SE 3420 meters / 11,220 feet, FE 2840 meters / 9318 feet
ME 3420 meters / 11,220 feet
HW 6.5 hours + HR 1 hour = HT 7.5 hours

After throwing up all night, Masami was in poor shape to walk for 6 hours to Lukla. But considering that the other food poisoned victim staying at the Thamserku View Lodge was in worse condition on days 2 and 3, we decided to try to reach Lukla while Masami was still mobile.

Fernando planned to go to Lukla on the same day and hired a porter the night before. "40 days in the mountains carrying my heavy 35kg pack. But on my last day, I will have a porter and walk free!" he rejoiced. But seeing Masami's condition, Fernando insisted that he carry Masami's pack. We are grateful for his generosity.
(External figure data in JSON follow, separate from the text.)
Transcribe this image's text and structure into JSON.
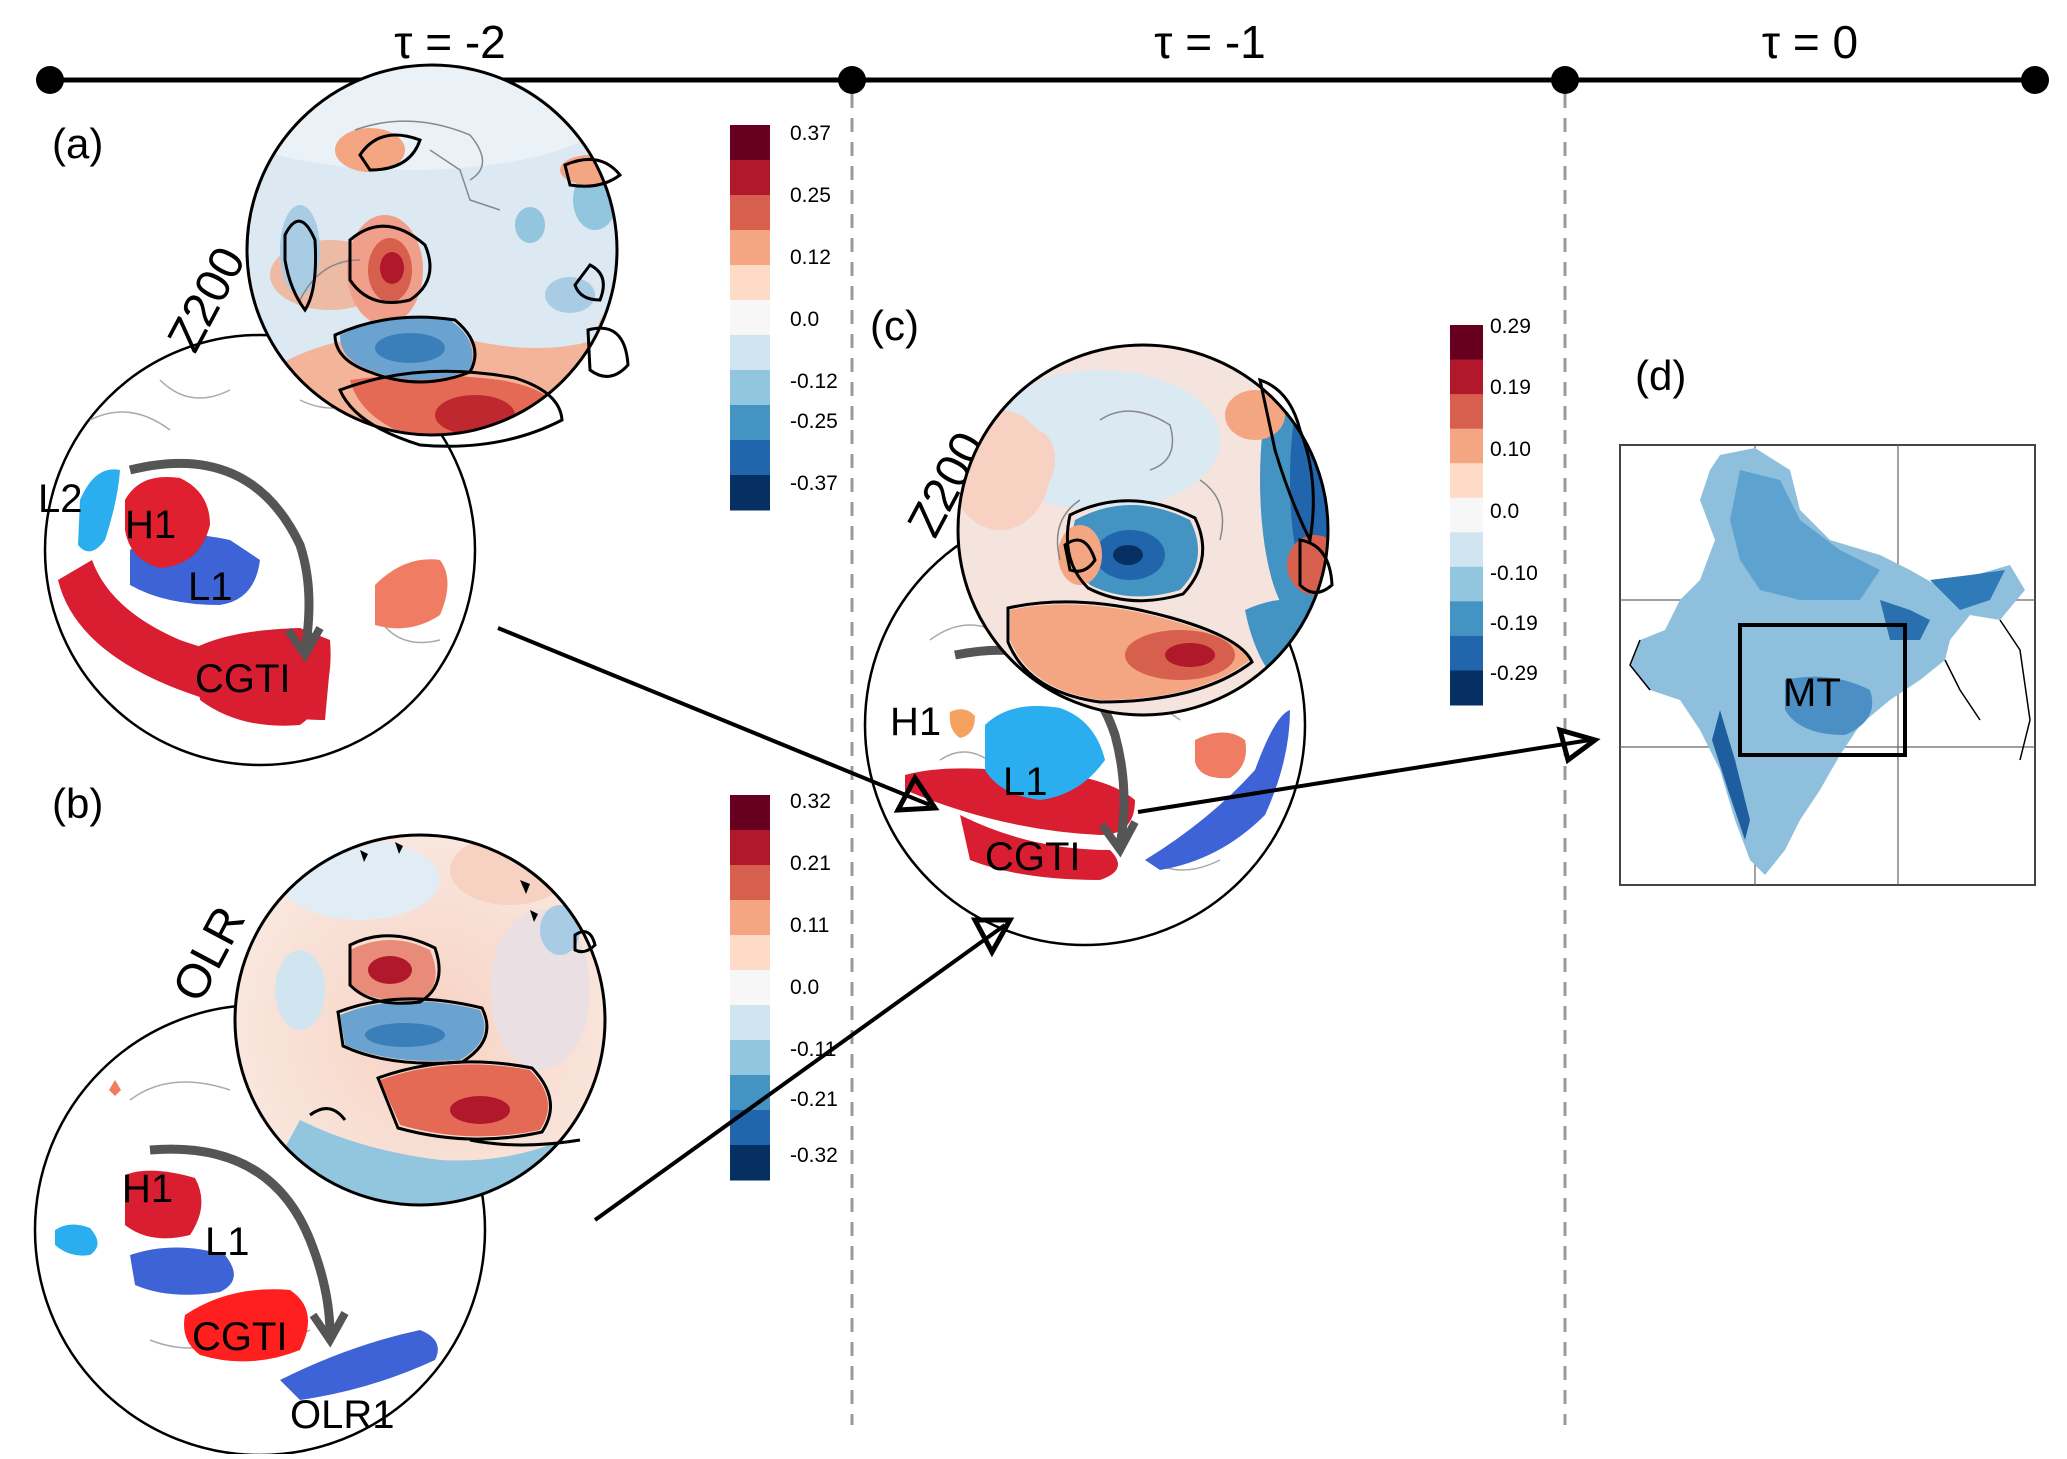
{
  "timeline": {
    "t_m2": "τ = -2",
    "t_m1": "τ = -1",
    "t_0": "τ = 0"
  },
  "panels": {
    "a": {
      "label": "(a)",
      "variable": "Z200",
      "colorbar_ticks": [
        "0.37",
        "0.25",
        "0.12",
        "0.0",
        "-0.12",
        "-0.25",
        "-0.37"
      ],
      "regions": {
        "L2": "L2",
        "H1": "H1",
        "L1": "L1",
        "CGTI": "CGTI"
      }
    },
    "b": {
      "label": "(b)",
      "variable": "OLR",
      "colorbar_ticks": [
        "0.32",
        "0.21",
        "0.11",
        "0.0",
        "-0.11",
        "-0.21",
        "-0.32"
      ],
      "regions": {
        "H1": "H1",
        "L1": "L1",
        "CGTI": "CGTI",
        "OLR1": "OLR1"
      }
    },
    "c": {
      "label": "(c)",
      "variable": "Z200",
      "colorbar_ticks": [
        "0.29",
        "0.19",
        "0.10",
        "0.0",
        "-0.10",
        "-0.19",
        "-0.29"
      ],
      "regions": {
        "H1": "H1",
        "L1": "L1",
        "CGTI": "CGTI"
      }
    },
    "d": {
      "label": "(d)",
      "box_label": "MT"
    }
  },
  "colors": {
    "colorbar": [
      "#67001f",
      "#b2182b",
      "#d6604d",
      "#f4a582",
      "#fddbc7",
      "#f7f7f7",
      "#d1e5f0",
      "#92c5de",
      "#4393c3",
      "#2166ac",
      "#053061"
    ],
    "high": "#e0202e",
    "low": "#3e63d6",
    "light_low": "#2aaef0",
    "salmon": "#f07c64"
  }
}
Without luggage, Masami managed to stagger to Lukla.

December 1, Day 17:

Lukla to Kathmandu

December 1 was the day of our original flight reservation to Kathmandu. Masami's food poisoning almost forced a schedule change but we boarded our plane nonetheless. The 09:00 flight left only 2½ hours late at 11:30. Again, fog in Kathmandu was the cause. Once airborne, we saw a noticeable difference in our and the other tourist's behaviors. Flying into Lukla, we stared out the window marveling at the mountains in excited anticipation. Departing from Lukla, we sat back in utter exhaustion uncaring about the scenery. Kathmandu was a short 50 minutes away.

Back in Kathmandu, it was Wes' turn to be food poisoned. We both lay in bed without the energy nor motivation to venture outside.

Absolutely run down with exhaustion, cold, and diarrhea, we need to take a break from trekking and move to a warmer climate. On December 3, we travel south to India.